What is the most pressing need for youth in your community, and how can the three sectors (nonprofit, for-profit, and government) collaborate to solve it?

 

Bibliography

  • Anheier, H.K. (2014). Nonprofit Organizations theory, management, policy. New York: Routledge.
  • Giving USA. Giving USA 2017. https://givingusa.org/tag/giving-usa-2017/
  • Hansmann, Henry  (1987). Economic theories of nonprofit organization. The nonprofit sector: A research handbook. Edited by Walter W. Powell and Richard Steinberg, 27-42. New Haven, CT: Yale University Press.
  • Ott, J. S. & Dicke, L.A. (2016). The Nature of the Nonprofit Sector, 3rd Ed.  Boulder: Westview Press.
  • Powell, W. W. & Steinberg, R. (2006). The Nonprofit Sector: A Research Handbook.
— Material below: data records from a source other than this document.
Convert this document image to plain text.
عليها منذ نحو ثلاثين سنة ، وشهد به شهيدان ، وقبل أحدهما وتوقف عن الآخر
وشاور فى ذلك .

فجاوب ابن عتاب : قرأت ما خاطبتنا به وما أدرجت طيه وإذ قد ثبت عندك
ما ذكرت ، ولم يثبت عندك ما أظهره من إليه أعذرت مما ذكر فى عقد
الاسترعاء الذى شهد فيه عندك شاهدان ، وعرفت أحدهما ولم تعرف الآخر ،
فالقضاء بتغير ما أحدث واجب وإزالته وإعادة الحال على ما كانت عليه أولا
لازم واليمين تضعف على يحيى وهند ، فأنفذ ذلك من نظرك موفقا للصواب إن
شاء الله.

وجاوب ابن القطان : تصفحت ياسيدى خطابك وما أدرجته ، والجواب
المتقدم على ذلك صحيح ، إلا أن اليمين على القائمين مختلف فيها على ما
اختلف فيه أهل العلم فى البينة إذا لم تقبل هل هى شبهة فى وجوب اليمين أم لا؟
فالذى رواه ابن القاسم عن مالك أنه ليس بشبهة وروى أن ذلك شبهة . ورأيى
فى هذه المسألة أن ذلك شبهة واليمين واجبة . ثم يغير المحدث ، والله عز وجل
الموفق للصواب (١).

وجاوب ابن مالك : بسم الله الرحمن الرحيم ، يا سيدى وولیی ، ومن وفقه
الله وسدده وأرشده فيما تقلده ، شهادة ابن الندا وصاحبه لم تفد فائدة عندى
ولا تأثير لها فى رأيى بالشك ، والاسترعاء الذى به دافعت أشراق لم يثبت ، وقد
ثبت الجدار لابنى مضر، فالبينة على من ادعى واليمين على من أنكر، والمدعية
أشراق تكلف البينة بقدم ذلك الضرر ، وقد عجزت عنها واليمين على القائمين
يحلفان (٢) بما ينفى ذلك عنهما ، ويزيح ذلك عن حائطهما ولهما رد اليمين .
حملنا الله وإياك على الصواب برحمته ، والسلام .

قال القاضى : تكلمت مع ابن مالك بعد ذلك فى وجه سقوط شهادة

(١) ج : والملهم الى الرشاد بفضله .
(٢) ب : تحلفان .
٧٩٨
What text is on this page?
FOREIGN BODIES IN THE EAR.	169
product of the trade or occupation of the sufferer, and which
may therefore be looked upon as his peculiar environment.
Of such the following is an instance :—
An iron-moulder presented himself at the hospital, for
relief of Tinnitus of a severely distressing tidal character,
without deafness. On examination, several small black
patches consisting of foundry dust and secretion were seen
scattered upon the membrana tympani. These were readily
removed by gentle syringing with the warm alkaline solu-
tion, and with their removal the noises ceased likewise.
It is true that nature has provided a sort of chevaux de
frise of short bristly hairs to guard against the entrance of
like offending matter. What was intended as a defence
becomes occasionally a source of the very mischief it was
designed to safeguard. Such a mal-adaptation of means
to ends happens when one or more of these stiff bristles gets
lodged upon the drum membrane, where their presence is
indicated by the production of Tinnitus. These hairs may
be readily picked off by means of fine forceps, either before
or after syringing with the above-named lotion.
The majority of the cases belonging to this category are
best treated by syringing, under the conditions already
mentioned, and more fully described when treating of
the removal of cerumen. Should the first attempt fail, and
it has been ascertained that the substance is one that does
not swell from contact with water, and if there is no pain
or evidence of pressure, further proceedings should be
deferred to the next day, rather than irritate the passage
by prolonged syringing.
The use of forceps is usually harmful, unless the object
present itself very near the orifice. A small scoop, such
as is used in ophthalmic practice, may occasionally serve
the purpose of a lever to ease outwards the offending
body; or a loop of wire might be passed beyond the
New Haven: Yale University Press.
  • Salamon, L. M.  (2016). Market Failure. The Nature of the Nonprofit Sector, 3rd Ed.  Edited by Ott, J. Steven, and Lisa A. Dicke, 119-120. Boulder: Westview Press.
  • Young, R.D. (2016) Contract Failure Theory. The Nature of the Nonprofit Sector, 3rd Ed.  Edited by Ott, J. Steven, and Lisa A. Dicke, 121-125. Boulder: Westview Press.
  • US Bureau of Labor Statistics. Nonprofits account for 11.4 million jobs, 10.3 percent of all private sector employment. https://www.bls.gov/opub/ted/2014/ted_20141021.htm
 
This paper was developed by students taking a Philanthropic Studies course taught at the Lilly Family School of Philanthropy at Indiana University in 2017. It is offered by Learning To Give and the Center on Philanthropy at Indiana University.